I woke up to horrible dreams of lightning striking me. My
body turned black, and I was running trying to get away from the lightning. My
mouth was full of dirt again, and I was choking. My body then went numb, and I
fell to the ground. The ground grabbed me with its arms as they tightened
around my body. I couldn’t breathe. The lightning then spoke to me, saying it
was sorry it hit me so hard. It didn’t mean to kill my brain. It didn’t mean to
take my voice away, or burn me black. It told me someone behind it turned the
knob up too far, and I woke up screaming into my pillow.
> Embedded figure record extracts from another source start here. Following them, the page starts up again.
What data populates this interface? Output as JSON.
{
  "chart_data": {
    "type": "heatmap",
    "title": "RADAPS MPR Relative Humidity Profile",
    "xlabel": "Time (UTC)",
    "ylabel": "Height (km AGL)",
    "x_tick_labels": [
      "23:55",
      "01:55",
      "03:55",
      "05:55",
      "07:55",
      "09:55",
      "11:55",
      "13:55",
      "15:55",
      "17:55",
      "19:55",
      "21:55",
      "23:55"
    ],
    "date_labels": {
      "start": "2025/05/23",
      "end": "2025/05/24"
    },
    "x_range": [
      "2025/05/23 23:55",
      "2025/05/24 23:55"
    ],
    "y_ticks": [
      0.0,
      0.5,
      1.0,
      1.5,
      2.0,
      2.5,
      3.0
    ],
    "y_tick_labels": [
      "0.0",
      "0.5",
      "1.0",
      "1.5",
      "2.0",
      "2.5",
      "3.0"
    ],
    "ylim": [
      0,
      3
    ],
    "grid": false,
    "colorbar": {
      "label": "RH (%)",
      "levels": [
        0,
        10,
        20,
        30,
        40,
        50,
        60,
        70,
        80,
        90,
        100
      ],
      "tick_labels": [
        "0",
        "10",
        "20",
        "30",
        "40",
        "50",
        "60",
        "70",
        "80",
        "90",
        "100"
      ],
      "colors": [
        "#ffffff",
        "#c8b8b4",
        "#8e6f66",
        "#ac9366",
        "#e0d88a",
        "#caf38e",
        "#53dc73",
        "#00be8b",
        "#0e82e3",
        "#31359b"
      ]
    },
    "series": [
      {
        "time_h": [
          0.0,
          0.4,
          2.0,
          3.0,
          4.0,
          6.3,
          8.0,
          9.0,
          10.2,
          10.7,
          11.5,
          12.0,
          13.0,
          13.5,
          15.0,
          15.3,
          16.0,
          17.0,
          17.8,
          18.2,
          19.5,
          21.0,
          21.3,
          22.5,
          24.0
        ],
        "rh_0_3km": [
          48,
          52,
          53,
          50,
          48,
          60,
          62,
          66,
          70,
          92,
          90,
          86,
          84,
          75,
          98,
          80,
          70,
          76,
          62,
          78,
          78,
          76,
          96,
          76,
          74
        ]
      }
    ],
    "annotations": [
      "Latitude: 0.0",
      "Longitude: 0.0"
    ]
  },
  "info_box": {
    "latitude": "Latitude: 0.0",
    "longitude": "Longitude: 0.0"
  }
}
A different aide came rushing into my room, asking me what
in the Sam hell was I screaming about? I didn’t dare tell her that dream. It
sounded crazy even to me. I calmly told her I was sorry I disturbed anyone, but
it was only a bad dream. She backed out the door, locked it, and laughed like a
sick hyena. God how could this place continue to hide these horrors.
When I woke up the following morning, I remembered what Adam
had said about giving permission for me to have that long word something like
electro-something shock, and then I realized what he meant. Oh my God, he was
going to sign papers to allow them to give me shock treatments. I had seen
those done to people on TV shows, and if they did that it would kill brain
cells forever. What a way for Regents and Ratchet to keep people here forever,
so they would get their government payouts. Oh my God, what am I going to
do? And then I hyperventilated again, but this time I had the bag.